I have been deeply concerned by certain administration policies reflecting this relationship. This includes rejecting requests from tribal leaders who asked to be exempted from state Medicaid proposals that would take health care coverage away from tribal members who do not meet new work requirements.

That’s why I joined a number of members in April of this year to write the Department. We questioned the department rejecting the requests based in part on the rationale that granting such requests could quote “raise civil rights issues”.

I recognize decisions relating to Medicaid are made by the Centers for Medicare and Medicaid Services, not IHS. But the question of how the administration views government-to-government relationships with tribes is much bigger and more significant than any one program or bureau.

I want assurances -- and Tribal leaders deserve assurances -- that this administration views its relationship with Native Americans as trust-based, not “race-based.”

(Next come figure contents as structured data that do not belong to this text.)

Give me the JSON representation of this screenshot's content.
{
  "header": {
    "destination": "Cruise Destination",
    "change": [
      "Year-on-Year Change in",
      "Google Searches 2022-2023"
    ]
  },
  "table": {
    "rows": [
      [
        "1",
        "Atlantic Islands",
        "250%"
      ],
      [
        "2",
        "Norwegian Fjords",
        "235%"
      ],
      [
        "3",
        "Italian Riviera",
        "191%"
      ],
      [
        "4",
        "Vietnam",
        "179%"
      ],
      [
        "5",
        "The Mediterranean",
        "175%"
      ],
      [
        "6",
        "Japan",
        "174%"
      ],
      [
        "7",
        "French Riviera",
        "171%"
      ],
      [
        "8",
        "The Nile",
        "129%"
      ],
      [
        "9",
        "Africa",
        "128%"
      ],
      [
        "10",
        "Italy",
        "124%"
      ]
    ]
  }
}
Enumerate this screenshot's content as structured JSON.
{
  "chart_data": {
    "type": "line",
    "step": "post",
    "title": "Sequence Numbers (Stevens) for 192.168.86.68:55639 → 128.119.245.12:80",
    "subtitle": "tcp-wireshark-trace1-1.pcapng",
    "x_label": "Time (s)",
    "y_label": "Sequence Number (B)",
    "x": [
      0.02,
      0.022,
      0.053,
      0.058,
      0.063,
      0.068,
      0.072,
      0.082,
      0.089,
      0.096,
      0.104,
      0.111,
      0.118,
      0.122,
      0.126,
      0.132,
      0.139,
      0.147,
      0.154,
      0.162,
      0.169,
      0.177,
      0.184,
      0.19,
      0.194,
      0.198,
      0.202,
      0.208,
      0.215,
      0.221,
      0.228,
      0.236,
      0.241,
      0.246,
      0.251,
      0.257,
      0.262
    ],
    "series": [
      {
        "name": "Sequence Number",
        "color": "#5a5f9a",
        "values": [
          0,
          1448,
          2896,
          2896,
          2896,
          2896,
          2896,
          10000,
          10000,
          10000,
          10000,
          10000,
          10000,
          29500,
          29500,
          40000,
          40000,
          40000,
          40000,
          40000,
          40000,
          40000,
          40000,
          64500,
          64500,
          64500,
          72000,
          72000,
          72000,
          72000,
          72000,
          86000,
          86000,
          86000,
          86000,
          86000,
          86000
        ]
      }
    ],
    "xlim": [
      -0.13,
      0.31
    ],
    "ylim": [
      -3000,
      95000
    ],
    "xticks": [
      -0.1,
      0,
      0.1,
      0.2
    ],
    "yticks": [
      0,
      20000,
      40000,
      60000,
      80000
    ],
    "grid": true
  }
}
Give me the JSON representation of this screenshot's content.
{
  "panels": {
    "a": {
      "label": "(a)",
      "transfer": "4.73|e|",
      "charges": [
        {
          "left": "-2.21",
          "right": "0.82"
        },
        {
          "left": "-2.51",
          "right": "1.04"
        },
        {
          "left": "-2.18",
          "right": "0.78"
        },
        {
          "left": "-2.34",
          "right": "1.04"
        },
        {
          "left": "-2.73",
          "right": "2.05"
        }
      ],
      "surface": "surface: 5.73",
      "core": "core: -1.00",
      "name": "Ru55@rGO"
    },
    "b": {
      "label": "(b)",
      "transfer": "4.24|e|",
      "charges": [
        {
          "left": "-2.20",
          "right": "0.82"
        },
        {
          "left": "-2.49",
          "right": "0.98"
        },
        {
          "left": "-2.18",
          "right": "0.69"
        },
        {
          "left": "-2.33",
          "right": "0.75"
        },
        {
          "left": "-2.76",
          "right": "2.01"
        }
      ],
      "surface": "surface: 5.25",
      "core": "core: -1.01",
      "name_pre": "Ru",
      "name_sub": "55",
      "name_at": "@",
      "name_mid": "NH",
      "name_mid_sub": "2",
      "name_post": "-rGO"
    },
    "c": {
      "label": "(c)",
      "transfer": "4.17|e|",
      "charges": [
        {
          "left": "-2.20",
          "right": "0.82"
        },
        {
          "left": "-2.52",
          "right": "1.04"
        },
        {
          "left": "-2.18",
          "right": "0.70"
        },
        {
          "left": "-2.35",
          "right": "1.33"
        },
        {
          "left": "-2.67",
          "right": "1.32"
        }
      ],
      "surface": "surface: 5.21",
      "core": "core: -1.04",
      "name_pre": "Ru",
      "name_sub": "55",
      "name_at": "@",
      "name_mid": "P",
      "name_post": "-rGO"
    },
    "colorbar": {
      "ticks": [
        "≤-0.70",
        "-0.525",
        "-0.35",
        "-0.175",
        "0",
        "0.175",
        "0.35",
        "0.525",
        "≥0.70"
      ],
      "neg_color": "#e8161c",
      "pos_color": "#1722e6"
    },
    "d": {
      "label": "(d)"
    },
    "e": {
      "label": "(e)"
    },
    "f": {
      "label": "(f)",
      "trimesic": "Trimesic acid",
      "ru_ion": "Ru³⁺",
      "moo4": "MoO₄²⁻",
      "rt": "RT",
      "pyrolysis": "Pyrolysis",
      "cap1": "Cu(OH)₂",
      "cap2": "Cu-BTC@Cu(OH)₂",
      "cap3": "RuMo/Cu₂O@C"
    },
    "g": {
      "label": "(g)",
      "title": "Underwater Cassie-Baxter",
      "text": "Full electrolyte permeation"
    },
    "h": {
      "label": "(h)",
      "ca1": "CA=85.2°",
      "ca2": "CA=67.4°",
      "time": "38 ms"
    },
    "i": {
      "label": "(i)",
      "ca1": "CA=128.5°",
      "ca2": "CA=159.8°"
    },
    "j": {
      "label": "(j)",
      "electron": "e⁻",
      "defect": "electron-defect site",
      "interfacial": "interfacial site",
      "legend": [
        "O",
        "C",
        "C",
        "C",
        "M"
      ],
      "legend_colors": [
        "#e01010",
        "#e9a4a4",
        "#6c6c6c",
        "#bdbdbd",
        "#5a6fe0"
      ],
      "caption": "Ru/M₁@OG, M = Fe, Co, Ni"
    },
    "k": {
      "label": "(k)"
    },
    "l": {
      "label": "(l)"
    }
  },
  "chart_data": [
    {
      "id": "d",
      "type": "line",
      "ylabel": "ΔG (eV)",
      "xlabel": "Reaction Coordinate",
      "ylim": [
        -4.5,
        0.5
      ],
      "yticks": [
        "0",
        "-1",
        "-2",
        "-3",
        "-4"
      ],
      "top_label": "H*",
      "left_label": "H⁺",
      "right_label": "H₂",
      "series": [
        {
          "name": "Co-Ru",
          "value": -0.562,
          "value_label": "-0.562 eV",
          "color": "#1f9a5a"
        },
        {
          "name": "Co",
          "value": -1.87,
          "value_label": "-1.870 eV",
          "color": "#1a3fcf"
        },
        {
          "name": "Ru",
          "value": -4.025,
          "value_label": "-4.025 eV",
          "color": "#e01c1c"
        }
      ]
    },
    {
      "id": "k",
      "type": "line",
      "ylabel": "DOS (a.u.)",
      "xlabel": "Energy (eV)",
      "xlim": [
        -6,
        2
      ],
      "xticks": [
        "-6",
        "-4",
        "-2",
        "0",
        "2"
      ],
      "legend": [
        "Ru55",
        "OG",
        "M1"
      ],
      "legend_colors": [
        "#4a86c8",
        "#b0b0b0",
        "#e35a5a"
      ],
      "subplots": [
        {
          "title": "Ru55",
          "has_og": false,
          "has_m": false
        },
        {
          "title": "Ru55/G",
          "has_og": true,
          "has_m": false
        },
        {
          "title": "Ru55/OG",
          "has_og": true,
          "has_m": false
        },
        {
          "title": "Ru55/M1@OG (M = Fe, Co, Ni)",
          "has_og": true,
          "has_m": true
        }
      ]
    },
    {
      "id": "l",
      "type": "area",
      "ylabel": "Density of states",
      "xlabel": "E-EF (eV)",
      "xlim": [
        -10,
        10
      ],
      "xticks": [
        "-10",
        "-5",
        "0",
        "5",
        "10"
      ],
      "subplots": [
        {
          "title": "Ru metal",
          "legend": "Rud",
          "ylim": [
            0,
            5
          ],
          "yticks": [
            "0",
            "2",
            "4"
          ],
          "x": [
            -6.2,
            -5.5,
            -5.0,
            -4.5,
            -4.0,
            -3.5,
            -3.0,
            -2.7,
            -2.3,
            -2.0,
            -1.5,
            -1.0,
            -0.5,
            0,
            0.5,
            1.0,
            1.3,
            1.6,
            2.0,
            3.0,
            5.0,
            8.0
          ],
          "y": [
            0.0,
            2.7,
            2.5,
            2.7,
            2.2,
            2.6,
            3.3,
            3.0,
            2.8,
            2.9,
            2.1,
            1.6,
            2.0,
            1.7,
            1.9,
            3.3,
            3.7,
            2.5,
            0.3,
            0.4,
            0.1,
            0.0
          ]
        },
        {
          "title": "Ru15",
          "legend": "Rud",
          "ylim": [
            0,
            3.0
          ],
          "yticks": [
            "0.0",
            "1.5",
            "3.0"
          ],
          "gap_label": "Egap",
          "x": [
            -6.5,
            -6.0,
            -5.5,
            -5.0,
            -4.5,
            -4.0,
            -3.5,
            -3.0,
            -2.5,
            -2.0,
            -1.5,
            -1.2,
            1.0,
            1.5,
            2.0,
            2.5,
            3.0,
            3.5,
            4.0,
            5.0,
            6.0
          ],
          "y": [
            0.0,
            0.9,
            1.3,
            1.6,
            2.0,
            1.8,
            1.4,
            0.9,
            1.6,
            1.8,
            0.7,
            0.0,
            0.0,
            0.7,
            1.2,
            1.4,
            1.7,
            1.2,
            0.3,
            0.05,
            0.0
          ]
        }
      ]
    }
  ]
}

Taking the latter position would reverse two centuries of law and Supreme Court decisions that have, very firmly, underscored the political nature of this unique relationship.

That would be a non-starter. I know that I’m not alone in this position. And I expect this administration will face stiff bipartisan opposition if it tries.

It also bears emphasis that any changes that discourage tribal participation in Medicaid would also impact the service’s bottom line. Thanks to Medicaid expansion under the Affordable Care Act, IHS has expanded access to health care for tribal members and greatly increased its third party reimbursements.

So I would also have serious concerns – both legal and fiscal – about any efforts to limit the ability to use Medicaid funds to supplement IHS dollars.

I look forward to talking more about this issue, and many others, when it’s time for questions. Thank you Madame Chair.